また、今朝の上院議会で、上院多数派リーダーのハリー.リードは、父親は鬱病との葛藤の末、1972年に自殺し、悲惨な銃の思い出がある事を語った。9日の『ワシントン.ポスト』によると、 リードはシアーズのカタログ販売で購入した12口径のショットガンを12歳の誕生日に受理した。また、若い頃の議員時代に自州のネバダで銃購入には3日間の待機期間がある銃規制通過の共同提案者であった。この規制だけでも「多くの人命を救った」と述べ、「時には、拳銃を悪いことに利用するため購入する人たちもいる。自分の父さえ自殺に使った。数日間の待機期間が人の命を救う場合もある」と語った。また2010年1月に起きたラスベガスの連邦裁判所での銃乱射事件を含め、自州ネバダでの銃による暴力について触れ、フィリバスターを宣告した共和党議員らに、バックグランド.チエックの拡大を支持するよう促した。

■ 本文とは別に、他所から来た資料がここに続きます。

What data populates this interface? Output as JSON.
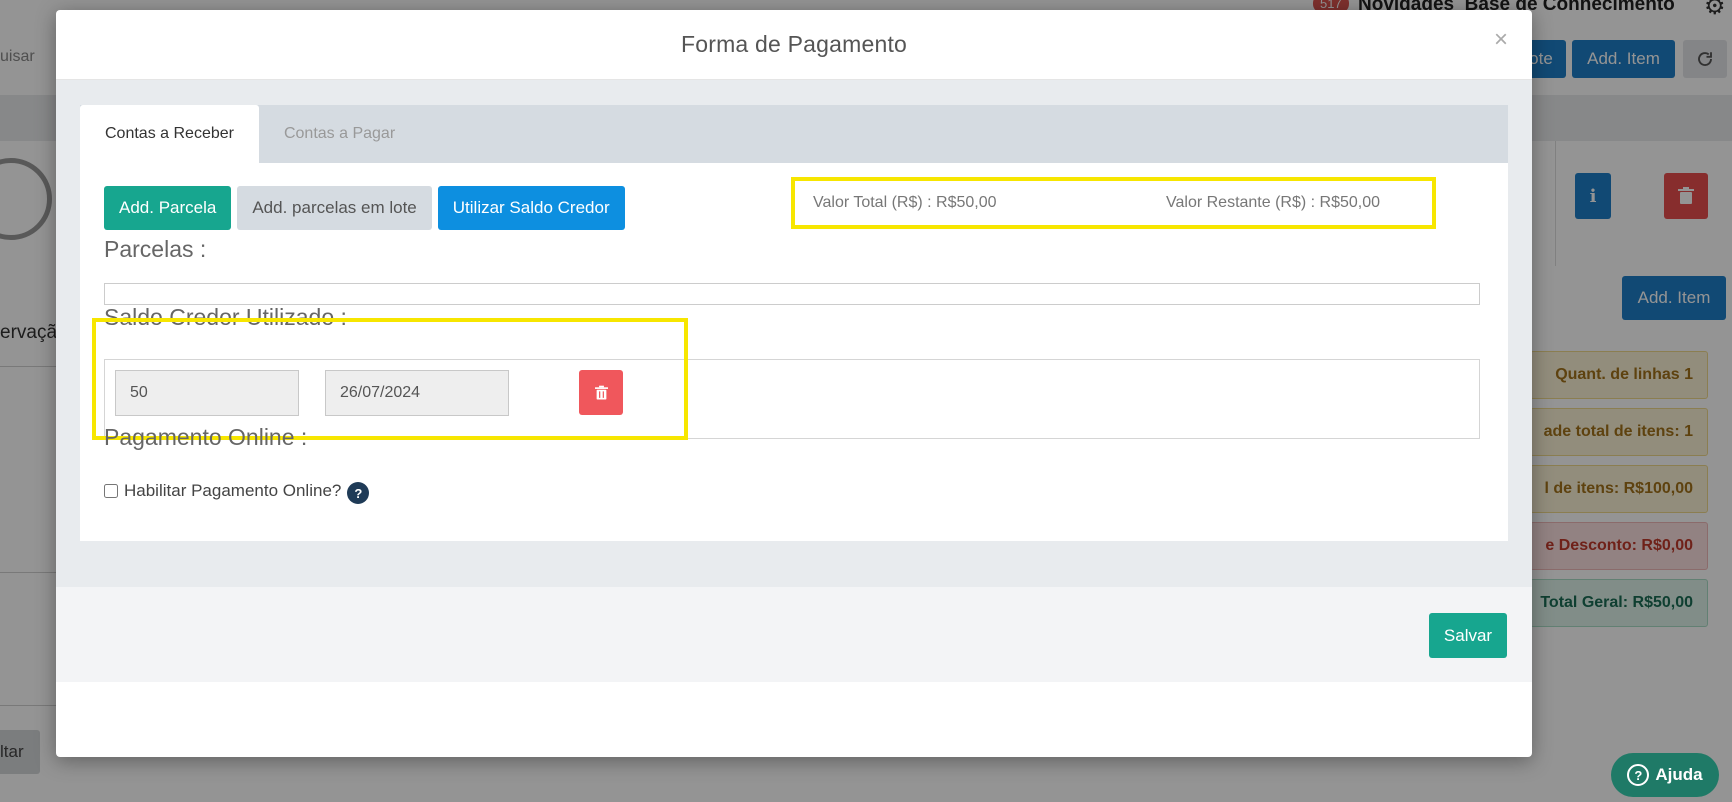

共和党議員によるフィリバスターなどの妨害も予測される一方で、2008年の共和党大統領候補であったジョン.マケインや他複数の共和党上院議員らは、バックグランド.チエックに関する新たな銃規制の支持を表明している。これは、フィリバスターを抑圧し、投票できる可能性があることが示唆されている。マケイン氏を中心に、超党派の別の銃規制交渉は、今日行われたようだ。議会の銃規制に関する動きは、官民一体の団結力が増している。 今日、ニュータウンの犠牲者の家族のグループ は、ワシントンで初めてロビー活動を実施したようである。9日のCBSニュースによると、意義のある銃規制を上院で通過させるため、十分な共和党の票数を得る努力として、副大統領の自宅で朝食を共にした後、議員との個人対面によるロビー活動を行ったという。